Construct a survey with a fixed 100x100m loop with 20 stations (20m between stations starting at centre of loop). Set the Earth in EMVision to a layered half-space (layer over a half-space).
Do these exercises and where it seems appropriate provide diagrams/images in your Lab report.
1. Model the in-loop (look at the decay of the first station) response with an upper layer (of thickness of 50 metres) resistivity of 1,10 and 100 ohm-m and with the lower half space set at 1000 ohm-m. What are your observations about the response (eg. amplitude, shape and effect of upper vs lower layer).
2. Now do the same as in exercise 1, but keep the upper layer at 100 ohm-m and change the basement to 1 and 10 ohm-m.

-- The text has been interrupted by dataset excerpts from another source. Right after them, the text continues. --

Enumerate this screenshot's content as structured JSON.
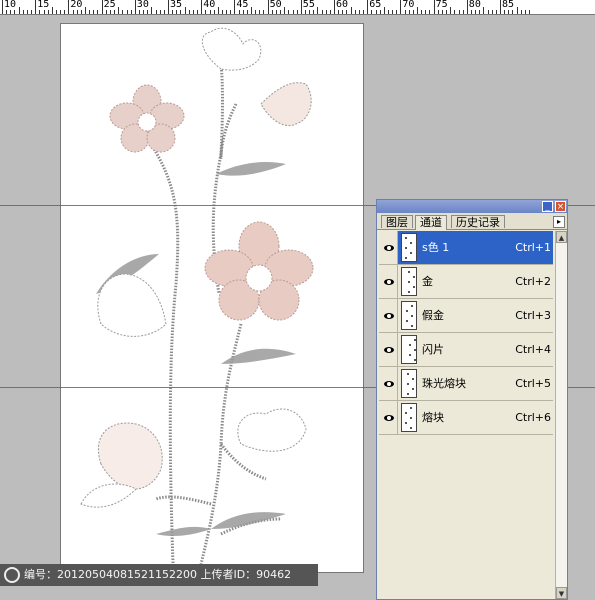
{
  "ruler": {
    "labels": [
      "10",
      "15",
      "20",
      "25",
      "30",
      "35",
      "40",
      "45",
      "50",
      "55",
      "60",
      "65",
      "70",
      "75",
      "80",
      "85"
    ]
  },
  "watermark": {
    "text": "编号：20120504081521152200 上传者ID：90462"
  },
  "panel": {
    "tabs": [
      "图层",
      "通道",
      "历史记录"
    ],
    "active_tab": "通道",
    "min_symbol": "_",
    "close_symbol": "×",
    "menu_symbol": "▸",
    "channels": [
      {
        "name": "s色 1",
        "shortcut": "Ctrl+1",
        "selected": true
      },
      {
        "name": "金",
        "shortcut": "Ctrl+2",
        "selected": false
      },
      {
        "name": "假金",
        "shortcut": "Ctrl+3",
        "selected": false
      },
      {
        "name": "闪片",
        "shortcut": "Ctrl+4",
        "selected": false
      },
      {
        "name": "珠光熔块",
        "shortcut": "Ctrl+5",
        "selected": false
      },
      {
        "name": "熔块",
        "shortcut": "Ctrl+6",
        "selected": false
      }
    ]
  },
  "colors": {
    "selection": "#2d63c7",
    "guide": "#4d5fb8",
    "petal": "#d9b8b0",
    "stem": "#8a8a8a"
  }
}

3. Set the upper layer to 300 ohm-m and lower layer to 50 ohm-m. Note on the various stations the time at which the decay curve changes in polarity. Construct a plot (in Excel) of the time of this change verses distance that the station is from the centre of the loop.
4. What is the approximate lateral speed of the current vortex based upon the curve from exercise 3.
In the first graph, the orange part of speed changes more steeply than the blue part. That means the lateral speed increase sharply in the first 3 channels and the lateral speed increase gradually in the following 3 channels.
In the second graph, the blue graph shows the general tendency of lateral speed.
Therefore, the approximate lateral speed of the first 3 channels is 1E+06 m/s and the approximate lateral speed of the following 3 channels is 454054 m/s.
5. With the earth settings the same as in exercise 3 comment on the ability of an in-loop system to discriminate the effect of the water table at 50m depth vs 30 m depth. Note 50 ohm-m is about right for a saturated sand with fresh water and 300 ohm metres is about right for a sandy clay that is mostly unsaturated.
In this graph, the orange part of lateral speed is quite steep and the blue part of lateral speed is smoother than the orange one. It is easily observed through gradient of this tow linear equations. The gradient of the orange one is 1E+06, and the gradient of blue one is 45405.